Дон Кондор вывинтил из своего золотого обруча алмаз-объектив, всобачил в обшивку аппарата, и они снялись. Дон Гуг с капканом и пробитым сапогом в руке, дон Кондор, обмотавший шею цепью, дон Румата с гнилым бревном на плече. Все пытались улыбаться, и у всех не очень получалось.

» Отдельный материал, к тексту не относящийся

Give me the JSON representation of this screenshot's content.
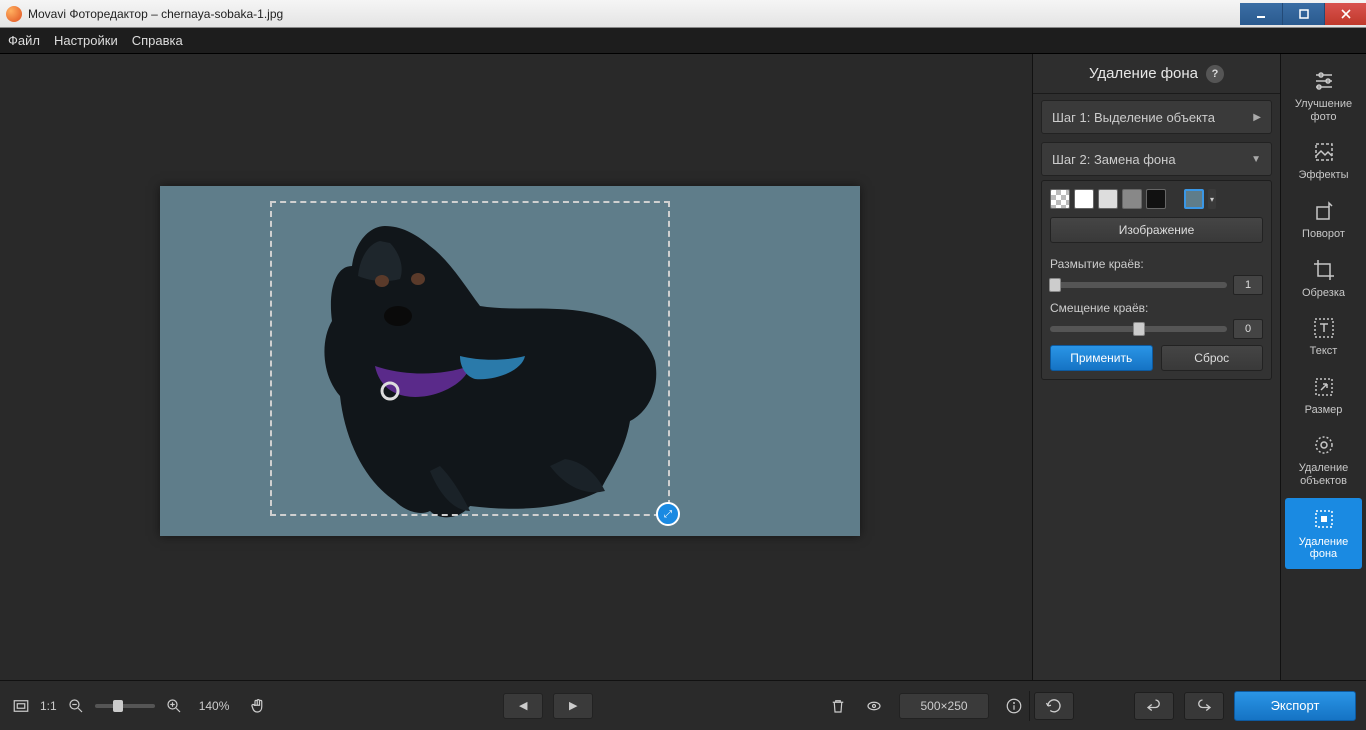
{
  "titlebar": {
    "title": "Movavi Фоторедактор – chernaya-sobaka-1.jpg"
  },
  "menu": {
    "file": "Файл",
    "settings": "Настройки",
    "help": "Справка"
  },
  "panel": {
    "title": "Удаление фона",
    "step1": "Шаг 1: Выделение объекта",
    "step2": "Шаг 2: Замена фона",
    "image_btn": "Изображение",
    "blur_label": "Размытие краёв:",
    "blur_value": "1",
    "offset_label": "Смещение краёв:",
    "offset_value": "0",
    "apply": "Применить",
    "reset": "Сброс"
  },
  "tools": {
    "enhance": "Улучшение\nфото",
    "effects": "Эффекты",
    "rotate": "Поворот",
    "crop": "Обрезка",
    "text": "Текст",
    "resize": "Размер",
    "object_removal": "Удаление\nобъектов",
    "bg_removal": "Удаление\nфона"
  },
  "bottom": {
    "zoom_ratio": "1:1",
    "zoom_pct": "140%",
    "dimensions": "500×250",
    "export": "Экспорт"
  }
}
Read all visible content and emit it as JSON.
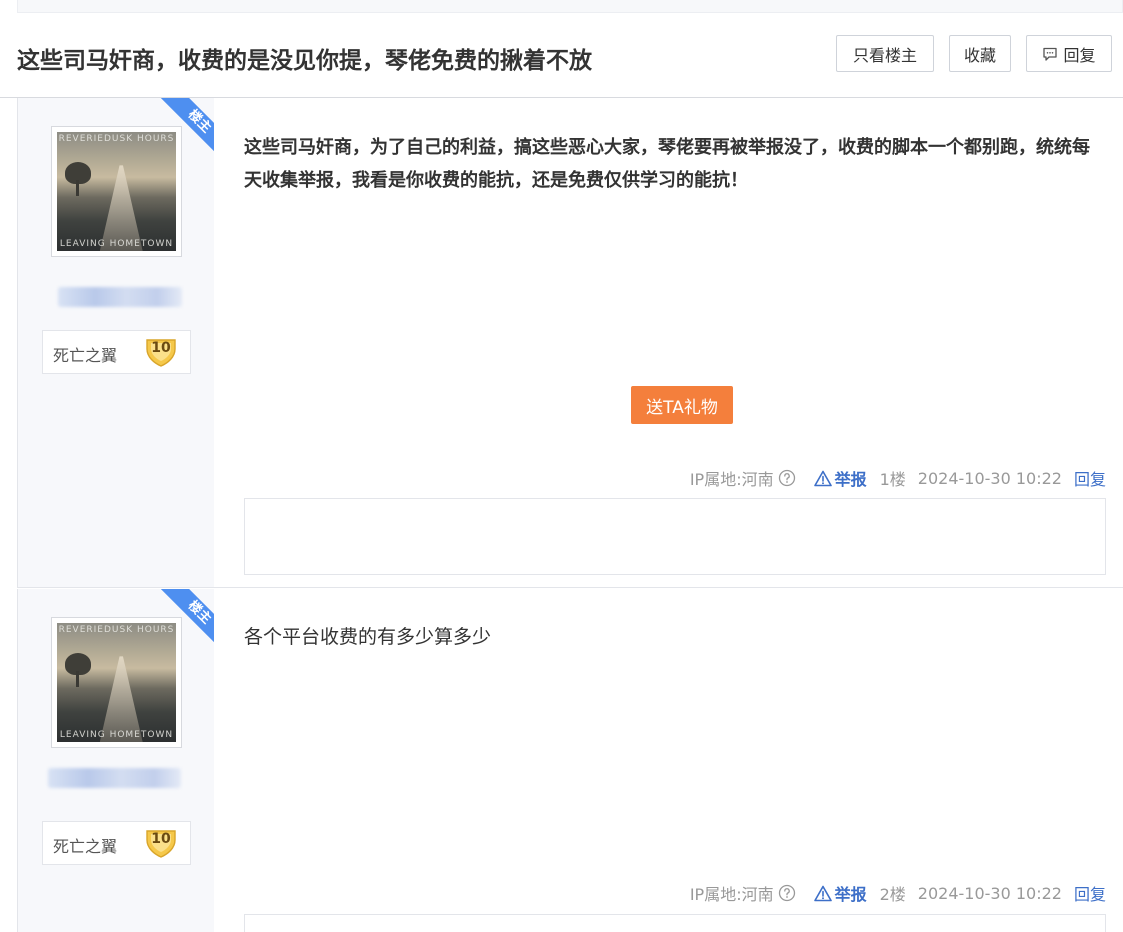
{
  "thread": {
    "title": "这些司马奸商，收费的是没见你提，琴佬免费的揪着不放",
    "buttons": {
      "only_author": "只看楼主",
      "favorite": "收藏",
      "reply": "回复"
    }
  },
  "author_badge": "楼主",
  "posts": [
    {
      "level_name": "死亡之翼",
      "level": "10",
      "content": "这些司马奸商，为了自己的利益，搞这些恶心大家，琴佬要再被举报没了，收费的脚本一个都别跑，统统每天收集举报，我看是你收费的能抗，还是免费仅供学习的能抗！",
      "gift_label": "送TA礼物",
      "ip": "IP属地:河南",
      "report": "举报",
      "floor": "1楼",
      "time": "2024-10-30 10:22",
      "reply": "回复"
    },
    {
      "level_name": "死亡之翼",
      "level": "10",
      "content": "各个平台收费的有多少算多少",
      "ip": "IP属地:河南",
      "report": "举报",
      "floor": "2楼",
      "time": "2024-10-30 10:22",
      "reply": "回复"
    }
  ],
  "colors": {
    "accent_blue": "#3d6fc8",
    "ribbon_blue": "#4e8ff0",
    "gift_orange": "#f47f3c",
    "badge_gold": "#f5c84a"
  },
  "icons": [
    "comment-icon",
    "help-circle-icon",
    "warning-icon",
    "level-shield-icon",
    "avatar-image"
  ]
}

Потом двое полезли в кабину.
— Я тебя люблю, а ты меня нет, — сказал, с грохотом усаживаясь, Кондор.
Дон Гуг покачивал перед собственным носом капкан на цепи и цокал от удовольствия.
— Вы не знаете моего князя, — возликовал он, и Румата подумал: «Что за счастливый характер». — Держу пари, что через недельку весь наш двор охромеет, включая дам… Такой добряк.

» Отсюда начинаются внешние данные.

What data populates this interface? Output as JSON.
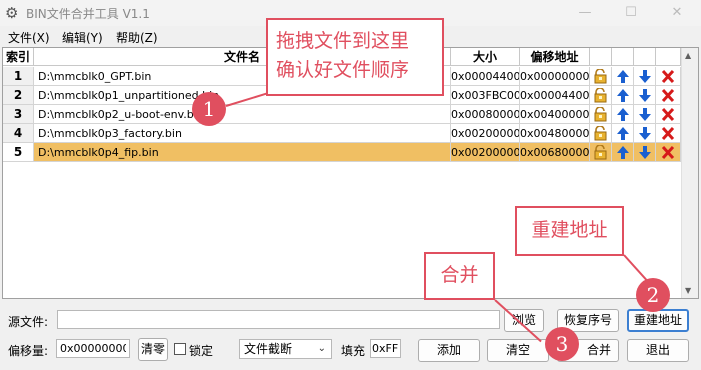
{
  "window": {
    "title": "BIN文件合并工具 V1.1"
  },
  "menu": [
    {
      "label": "文件(X)"
    },
    {
      "label": "编辑(Y)"
    },
    {
      "label": "帮助(Z)"
    }
  ],
  "table": {
    "headers": {
      "index": "索引",
      "filename": "文件名",
      "size": "大小",
      "offset": "偏移地址"
    },
    "rows": [
      {
        "index": "1",
        "file": "D:\\mmcblk0_GPT.bin",
        "size": "0x00004400",
        "offset": "0x00000000"
      },
      {
        "index": "2",
        "file": "D:\\mmcblk0p1_unpartitioned.bin",
        "size": "0x003FBC00",
        "offset": "0x00004400"
      },
      {
        "index": "3",
        "file": "D:\\mmcblk0p2_u-boot-env.bin",
        "size": "0x00080000",
        "offset": "0x00400000"
      },
      {
        "index": "4",
        "file": "D:\\mmcblk0p3_factory.bin",
        "size": "0x00200000",
        "offset": "0x00480000"
      },
      {
        "index": "5",
        "file": "D:\\mmcblk0p4_fip.bin",
        "size": "0x00200000",
        "offset": "0x00680000"
      }
    ],
    "selected_row": "5"
  },
  "controls": {
    "source_label": "源文件:",
    "source_value": "",
    "browse": "浏览",
    "restore_index": "恢复序号",
    "rebuild_address": "重建地址",
    "offset_label": "偏移量:",
    "offset_value": "0x00000000",
    "clear_zero": "清零",
    "lock": "锁定",
    "mode_value": "文件截断",
    "fill_label": "填充",
    "fill_value": "0xFF",
    "add": "添加",
    "clear": "清空",
    "merge": "合并",
    "exit": "退出"
  },
  "annotations": {
    "drag_note_line1": "拖拽文件到这里",
    "drag_note_line2": "确认好文件顺序",
    "rebuild_note": "重建地址",
    "merge_note": "合并",
    "badge1": "1",
    "badge2": "2",
    "badge3": "3"
  },
  "colors": {
    "selected_row": "#f0bf63",
    "annotation": "#e04f5f",
    "primary_border": "#3c7fd1"
  }
}
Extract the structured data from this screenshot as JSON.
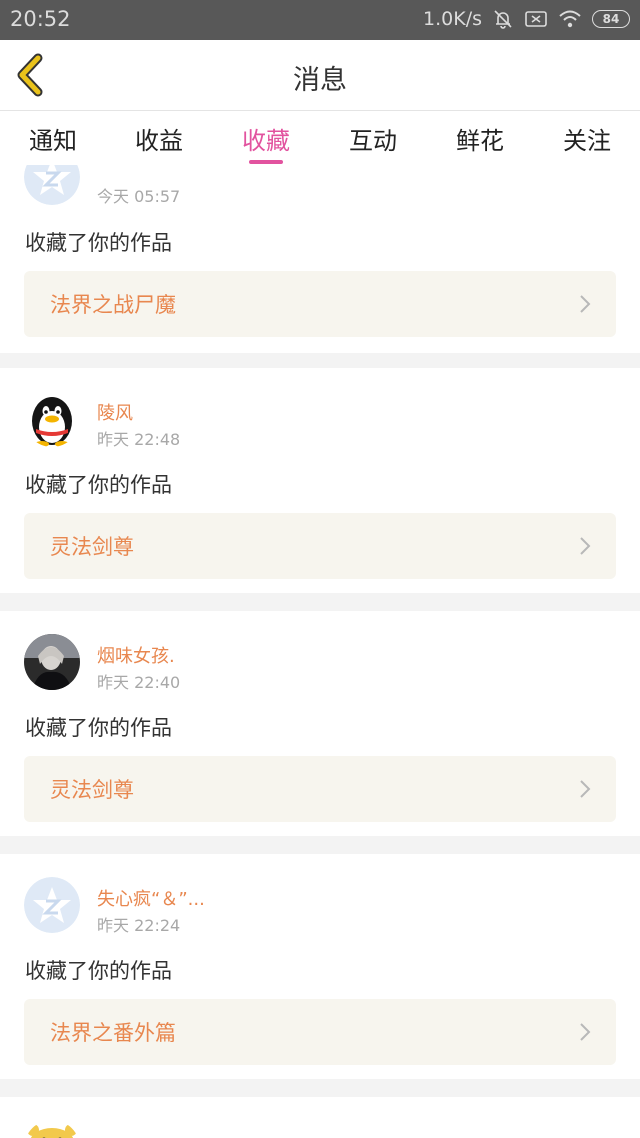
{
  "status_bar": {
    "time": "20:52",
    "speed": "1.0K/s",
    "battery": "84",
    "icons": [
      "mute-bell-icon",
      "sim-x-icon",
      "wifi-icon",
      "battery-icon"
    ]
  },
  "header": {
    "title": "消息",
    "back_icon": "back-chevron-icon",
    "accent_color": "#e2539f",
    "back_color": "#e9c21b"
  },
  "tabs": [
    {
      "label": "通知",
      "active": false
    },
    {
      "label": "收益",
      "active": false
    },
    {
      "label": "收藏",
      "active": true
    },
    {
      "label": "互动",
      "active": false
    },
    {
      "label": "鲜花",
      "active": false
    },
    {
      "label": "关注",
      "active": false
    }
  ],
  "messages": [
    {
      "user": "",
      "time": "今天 05:57",
      "action": "收藏了你的作品",
      "work": "法界之战尸魔",
      "avatar": "default-star-avatar"
    },
    {
      "user": "陵风",
      "time": "昨天 22:48",
      "action": "收藏了你的作品",
      "work": "灵法剑尊",
      "avatar": "penguin-avatar"
    },
    {
      "user": "烟味女孩.",
      "time": "昨天 22:40",
      "action": "收藏了你的作品",
      "work": "灵法剑尊",
      "avatar": "photo-avatar"
    },
    {
      "user": "失心疯“＆”...",
      "time": "昨天 22:24",
      "action": "收藏了你的作品",
      "work": "法界之番外篇",
      "avatar": "default-star-avatar"
    },
    {
      "user": "",
      "time": "",
      "action": "",
      "work": "",
      "avatar": "cartoon-avatar"
    }
  ],
  "colors": {
    "username": "#e8874f",
    "work_title": "#e8874f",
    "work_box_bg": "#f7f5ee",
    "timestamp": "#a8a8a8"
  }
}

— Одеколон, — сказал Румата, втянув носом воздух кабины.
— Я бы не хотел быть бестактным, Антон, — Кондор его не слушал, — как из-за этой шеи, — он хмыкнул. — И все дорогое мы обязаны оставлять на Земле. Особенно, если то, что ты говоришь об этом Рэба — я правильно выговариваю? — и его коготке… — Он помолчал и показал, как коготком можно достать сердце.

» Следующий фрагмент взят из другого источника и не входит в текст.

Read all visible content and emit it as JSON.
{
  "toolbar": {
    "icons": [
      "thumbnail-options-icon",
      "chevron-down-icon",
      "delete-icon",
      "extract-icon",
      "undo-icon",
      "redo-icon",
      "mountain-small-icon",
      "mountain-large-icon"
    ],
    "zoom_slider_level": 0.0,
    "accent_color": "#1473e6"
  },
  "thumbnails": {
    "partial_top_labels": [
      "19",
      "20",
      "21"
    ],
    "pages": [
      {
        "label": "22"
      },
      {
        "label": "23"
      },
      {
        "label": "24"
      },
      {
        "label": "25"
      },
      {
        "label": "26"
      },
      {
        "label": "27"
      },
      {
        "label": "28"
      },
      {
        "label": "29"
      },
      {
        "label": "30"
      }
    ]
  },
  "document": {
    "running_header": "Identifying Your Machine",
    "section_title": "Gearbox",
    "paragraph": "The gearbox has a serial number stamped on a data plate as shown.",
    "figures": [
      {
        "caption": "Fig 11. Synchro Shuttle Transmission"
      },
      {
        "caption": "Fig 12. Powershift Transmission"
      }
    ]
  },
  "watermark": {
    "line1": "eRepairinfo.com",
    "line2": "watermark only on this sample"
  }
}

— Я понимаю, — сказал Румата.
Летательный аппарат закрылся яркой пеленой света, сильно чмокнуло, как выстрелило, — он вырвался из болота и с легким гудением пошел вверх, превращаясь в звезду.
Захрипел и забил копытами жеребец. Присоединился еще звук. Это закричал Кабани. Он лежал неподалеку от Руматы на земле, мокрый, закрыв голову руками. На секунду поднял страшное синее лицо и опять спрятал его за локтями. Румата взял бронзовый стул дона Гуга, его же берет. Волоча стул по грязи, пошел к неподвижному Кабани, который не то плакал, не то дрожал, и сильно и безжалостно ткнул его арбалетной стрелой в ляжку. Положил рядом на землю берет и повернул голову Кабани наверх. Тот всхлипнул и заснул мгновенно.
— Огни. Огни… — сказал он уже во сне, — нестерпимо, — и опять улыбнулся необыкновенной и мягкой, почти детской улыбкой. На синем заплывшем с подбитым глазом лице.
Было тихо и необыкновенно грустно. Румата причмокнул и вдруг повторил жест дона Кондора, ткнув себя в сердце большим пальцем боевой перчатки.
Ночь уходила. К проливам тянулись крупные жирные птицы. С окнами и дверьми, закрытыми тяжелыми в железных болтах ставнями, источая зловоние даже в прохладную ночь, Арканар и в эти часы жил своей жизнью. Возникла и исчезла тень человека: кто, зачем?
Румата ехал медленно, бросив повод. Жеребец то шлепал по грязи и глине, то выходил на редкие участки когда-то мощеной мостовой, и тогда копыта начинали цокать. Развилка улицы утыкалась в порт. Между дорогами торчала виселица с помостом, одна петля была занята, две приглашающе свободны. Колченогий полуголый раб со смоляным знаком между лопаток и в деревянной колодке поливал головы повешенных из большого черпака на длинной ручке. За ним ходила женщина. За женщиной ходил ребенок. За ребенком щенок принюхивался к запаху чешуи.